There are times when we all need ‘time out’ from those around us and our situations and this we choose according to time and purpose. But the Covid-19 issue took this choice away for many of us, even if it was for the greater good.
The scientists tell us that isolation does have an impact on mental health for many of us in one way or another in addition to social pressures and anxieties caused by having to stay home; loss of income, abusive relationships, spending more time than usual with others in close proximity.
Photo by Noah Silliman via Unsplash
Therefore, as isolation, solitude, loneliness are key issues, what does the Bible teach us about these issues?
Isolation features in several Bible stories with different interpretations. For example, Adam and Eve hid (isolated themselves) from God in the Garden of Eden prior to their expulsion (imposed isolation) as a result of the breakdown in their relationship. Elijah felt isolated from God in the wilderness to the point of depression (1 Kings chapter 19) Following his conversion, Paul spent 3 days in isolation in Damascus which also included blindness as another form of isolation.
Solitude also features in the lives of some of the Bible characters; David, the shepherd boy, knew about solitude on the hill sides whilst tending the sheep yet being in communion with God and the Psalms being a result of this solitude as David developed his relationship with God. Joseph spent many years in prison often in solitary confinement yet learning the purposes of God. Joseph did not choose to be in prison but the place of solitude prepared him for the future.
Scripture calls us to connect with God in community, but it also calls us to do so in the quietness of solitude. At times, we need to stop what we’re doing to take ourselves away from the busyness of our lives, so that we can “Be still, and know that I am God” (Psalm 46:10) For this purpose, the Church will sometimes organise a retreat to provide the opportunity for reflection away from other people.

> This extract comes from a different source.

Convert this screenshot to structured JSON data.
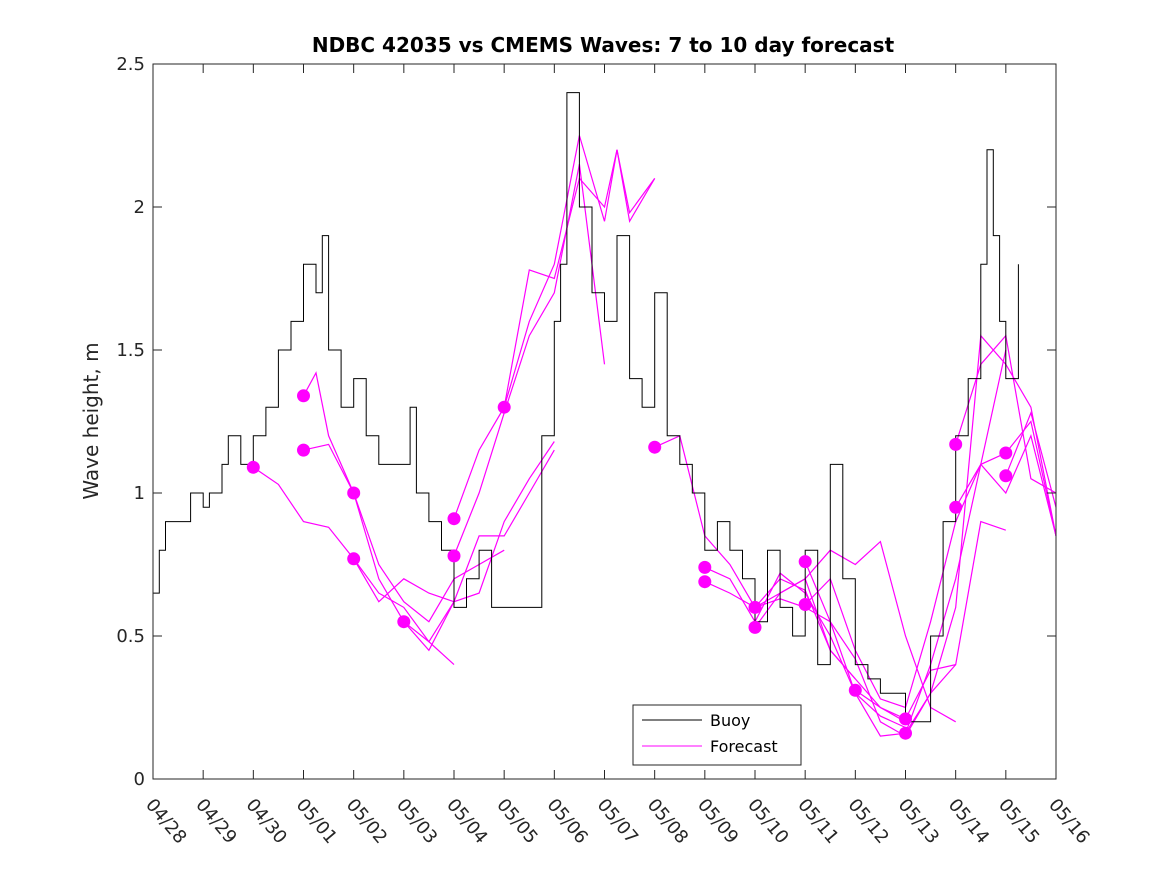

‘Jesus calls us to shut the door of our room and to pray in secret (Matthew 6:6), and He Himself often retreated into solitude to commune with the Father (Matthew 14:23, Mark 1:35 and 6:46, Luke 5:16 and 9:18).
During the Falklands was in the 1980’s Prince Andrew commented that he felt he was alone. For Christians that is never the case. Throughout the Bible God promises never to fail us or forsake us (Deuteronomy chapter 31 verse 6) not to leave us as orphans (John chapter 14 verse 18) and Jesus promises to be with us always (Matthew chapter 28 verse 20)
Photo by Fabian Mardi via Unsplash
So, how do you respond if you are in a time of isolation, solitude or loneliness? Is your response a positive one in that you make the best of the situation whether this is chosen or imposed? Or does your response, either in the short or long term, simply consolidate the negativity of the situation?
Sometimes, all we have to do is simply open our eyes and look for God through prayer and Bible reading to discover His leading in our situation – next time, why not have a go and meet with God?
You might find the following hymns useful; Open our eyes, Lord (Mission Praise 545) Turn your eyes upon Jesus (Mission Praise 712)
You may wish to use these prayers:
Let silence be placed around us like a mantle. Let us enter into it as through a small, secret door, stooping then to emerge into an acre of peace where stillness reigns and God is ever present. Then comes the voice of God saying; I am here, and pointing to the stars as a signpost or lantern to a better future. O Lord, may the mantle of silence become a cloak of understanding to warm our hearts in prayer.
God be with us in our reality. Christ be with us in our adversity. The Holy Spirit be with us in our perplexity, loneliness or isolation and may all three be with us in solidarity.